Pembentukan Komite Perencanaan Pemeriksaan pada tingkat Kanwil DJP berdasarkan Keputusan Kepala Kantor Wilayah DJP. Tugas Komite Perencanaan Pemeriksaan Tingkat Kanwil DJP adalah:

  • Menerima usulan pemeriksaan rutin dan/atau pemeriksaan khusus berdasarkan DSPP dengan ruang lingkup pemeriksaan seluruh jenis pajak dari Kepala KPP;
  • Menerima usulan pemeriksaan khusus berdasarkan analisis risiko mandiri dengan ruang lingkup pemeriksaan satu atau beberapa jenis pajak dari Kepala KPP;
  • Menerima daftar Wajib Pajak yang akan diusulkan pemeriksaan khusus berdasarkan analisis risiko mandiri atau analisis IDLP dengan ruang lingkup pemeriksaan satu, beberapa, atau seluruh jenis pajak yang berasal dari data yang dimiliki oleh Bidang PPIP, Bidang DP3, atau Bidang PEP;
  • Melakukan validasi atas usulan  dengan kriteria validasi sebagai berikut:
    • Indikasi ketidakpatuhan, modus ketidakpatuhan, potensi pajak, dan tingkat ketertagihan;
    • Validasi riwayat pemeriksaan;
    • Usulan Pemeriksaan Bukti Permulaan dan Penyidikan;
    • Pengampunan Pajak;
  • Melakukan benchmarking atas industri pada sektor-sektor unggulan yang terdapat di Kanwil DJP tersebut sesuai dengan ketentuan yang mengatur mengenai benchmarking;
  • Melakukan pembahasan dan penetapan Wajib Pajak yang akan menjadi DSPP Kanwil berdasarkan DSPP dari Kepala KPP atau berdasarkan analisis risiko mandiri/analisis IDLP oleh Kanwil DJP baik atas Wajib Pajak yang diusulkan pemeriksaan rutin dan/atau pemeriksaan khusus dengan ruang lingkup pemeriksaan seluruh jenis pajak;
  • Mengirimkan DSPP yang telah dilakukan validasi dan pembahasan kepada Direktur Pemeriksaan dan Penagihan untuk diusulkan pemeriksaan rutin dan/atau pemeriksaan khusus dengan ruang lingkup pemeriksaan seluruh jenis pajak;
  • Melakukan koordinasi dengan Komite Perencanaan Pemeriksaan Tingkat Pusat dalam penentuan Wajib Pajak yang akan dilakukan pemeriksaan rutin dan/atau pemeriksaan khusus berdasarkan DSPP dengan ruang lingkup pemeriksaan seluruh jenis pajak;
  • Melakukan pembahasan dan penetapan atas Wajib Pajak yang akan dilakukan pemeriksaan khusus satu atau beberapa jenis pajak serta menentukan UP2nya berdasarkan usulan dari KPP atau berdasarkan analisis risiko mandiri atau analisis IDLP oleh Kanwil DJP;
  • Melakukan monitoring dan evaluasi atas DSPP pemeriksaan rutin dan/atau pemeriksaan khusus berdasarkan DSPP dengan ruang lingkup pemeriksaan seluruh jenis pajak, dan pemeriksaan khusus berdasarkan analisis risiko dengan ruang lingkup pemeriksaan satu atau beberapa jenis pajak dari KPP yang terdapat dalam lingkungan Kantor Wilayah tersebut.

Simpulan

Walaupun ketentuan sebelumnya sudah diatur terkait alasan kenapa Wajib Pajak dilakukan pemeriksaan, dalam Surat Edaran ini terdapat  ukuran baku untuk menetapkan WP dapat diperiksa oleh petugas dimana hal ini yang sering memunculkan ruang diskresi besar dan subjektif untuk melancarkan pemeriksaan terhadap WP.

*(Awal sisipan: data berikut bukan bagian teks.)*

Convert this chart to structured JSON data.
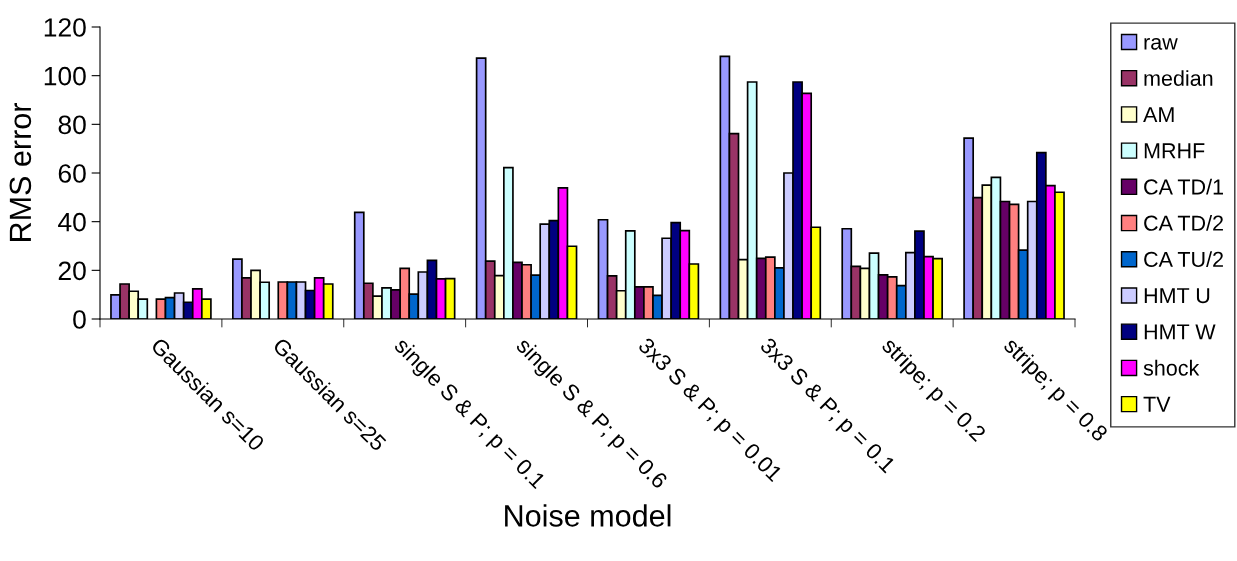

Berkaitan dengan koordinasi dalam pemeriksaan, dalam Surat Edaran ini WP tidak akan diperiksa berulang kali dalam satu periode tahun fiskal yang sama karena pada aturan lama, kantor pusat, kanwil, sampai KPP bisa mengusulkan dan persetujuannya bisa lewat kanwil maupun kantor pusat. Sekarang, ada yang menjadi filter untuk memastikan usulan yaitu adanya Komite Perencana Pemeriksaan.